Costs that aren’t covered include entertainment expenditures and the “purchase of insurance to protect against the loss of potential future professional sports earnings,” according to the University of Michigan Compliance website.

Doug Archie, OSU associate athletics director for compliance and camps, said the money is crucial to athletes when they are in dire need of financial help and have nowhere else to turn.

“It’s meant for unusual circumstances. If a student-athlete has a death in the family, the fund could cover their trip home,” Archie said. In October, “a young lady had her apartment broken into. Thanks to the fund, we were able to cover the cost of her course-related materials that were stolen.”

Smith said the Athletic Department used the Special Assistance Fund to help former OSU defensive tackle Nader Abdallah and his family after Hurricane Katrina destroyed their home in Louisiana.

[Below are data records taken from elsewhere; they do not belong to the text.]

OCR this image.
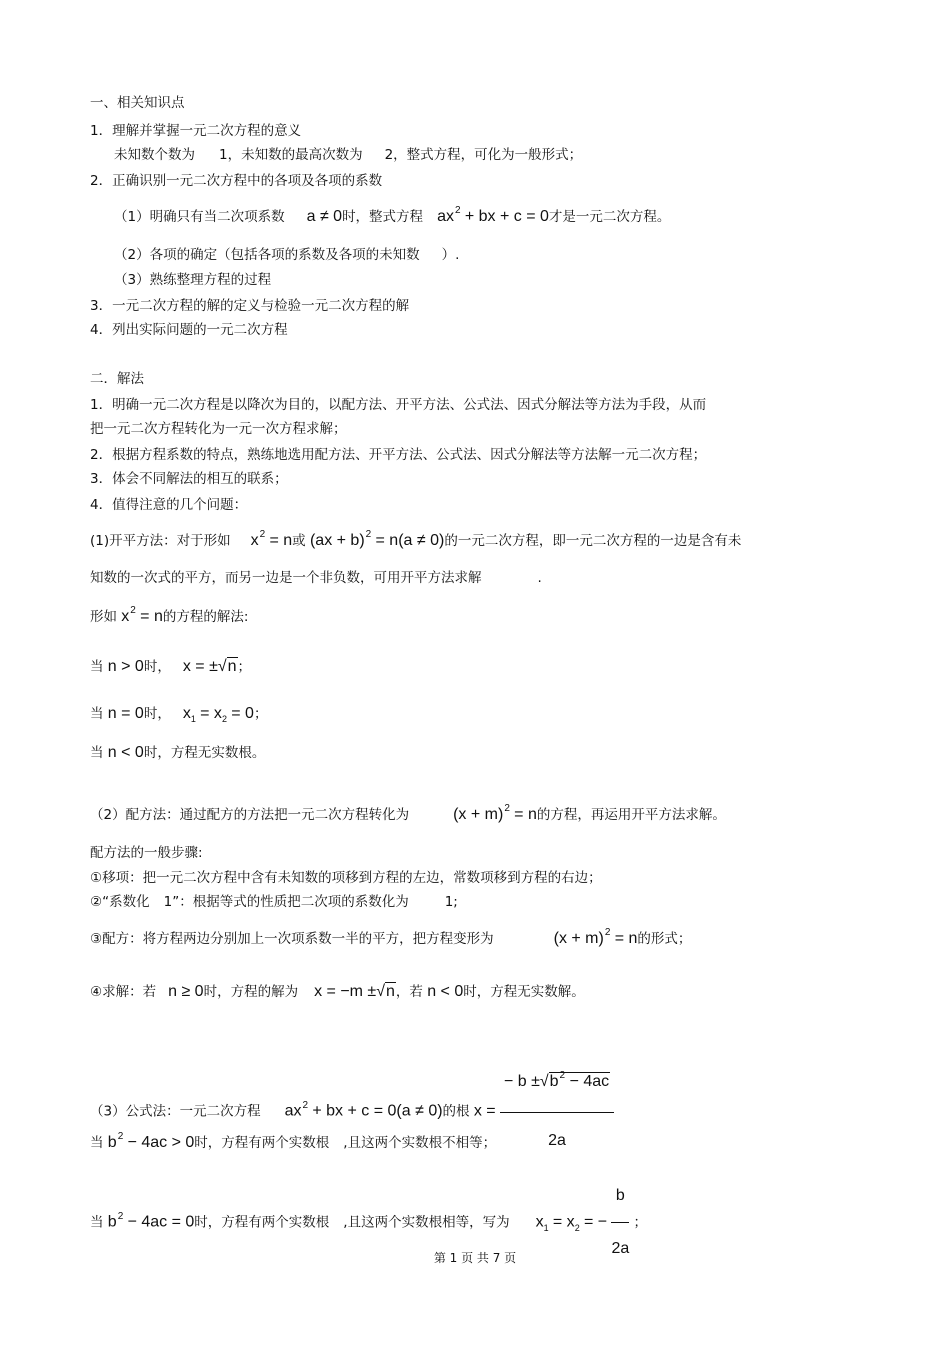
一、相关知识点
1．理解并掌握一元二次方程的意义
未知数个数为 1，未知数的最高次数为 2，整式方程，可化为一般形式；
2．正确识别一元二次方程中的各项及各项的系数
（1）明确只有当二次项系数 a ≠ 0时，整式方程 $ax^2$ + bx + c = 0才是一元二次方程。
（2）各项的确定（包括各项的系数及各项的未知数 ）.
（3）熟练整理方程的过程
3．一元二次方程的解的定义与检验一元二次方程的解
4．列出实际问题的一元二次方程
二．解法
1．明确一元二次方程是以降次为目的，以配方法、开平方法、公式法、因式分解法等方法为手段，从而
把一元二次方程转化为一元一次方程求解；
2．根据方程系数的特点，熟练地选用配方法、开平方法、公式法、因式分解法等方法解一元二次方程；
3．体会不同解法的相互的联系；
4．值得注意的几个问题：
(1)开平方法：对于形如 $x^2 = n$或 (ax + b)$^2$ = n(a ≠ 0)的一元二次方程，即一元二次方程的一边是含有未
知数的一次式的平方，而另一边是一个非负数，可用开平方法求解	.
形如 $x^2 = n$的方程的解法:
当 n > 0时， x = ±√n；
当 n = 0时， $x_1 = x_2 = 0$；
当 n < 0时，方程无实数根。
（2）配方法：通过配方的方法把一元二次方程转化为	$(x + m)^2 = n$的方程，再运用开平方法求解。
配方法的一般步骤:
①移项：把一元二次方程中含有未知数的项移到方程的左边，常数项移到方程的右边；
②“系数化 1”：根据等式的性质把二次项的系数化为	1;
③配方：将方程两边分别加上一次项系数一半的平方，把方程变形为	$(x + m)^2 = n$的形式；
④求解：若 n ≥ 0时，方程的解为 x = −m ±√n，若 n < 0时，方程无实数解。
（3）公式法：一元二次方程 $ax^2$ + bx + c = 0(a ≠ 0)的根 $x = \frac{- b \pm√b^2 - 4ac}{2a}$
当 $b^2 - 4ac > 0$时，方程有两个实数根 ,且这两个实数根不相等；
当 $b^2 - 4ac = 0$时，方程有两个实数根 ,且这两个实数根相等，写为 $x_1 = x_2$ = − $\frac{b}{2a}$ ；
第 1 页 共 7 页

“Katrina hit and (Abdallah) came to us and said, ‘Hey, my family is wiped out.’ His parents had a convenience-type store wiped out. He’s got brothers and sisters down there,” Smith said. “We go to the NCAA so we can use our Special Assistance Fund, which most people forget we have, and we were able to bring (Abdallah’s) family here and we put them up at the Holiday Inn, paid for it, gave them per diem for breakfast, lunch and dinner until they could get themselves back up on their feet.”

Whether the athlete in need is Evan Turner or a hurdler on the women’s track team, the Special Assistance Fund aims to help athletes who are in a tight spot.

“I could give you countless stories where our kids have come to us and said, ‘I’ve got this problem,'” Smith said. “And so then we find a way to solve it.”

Repeated attempts to contact Turner and Abdallah were not successful.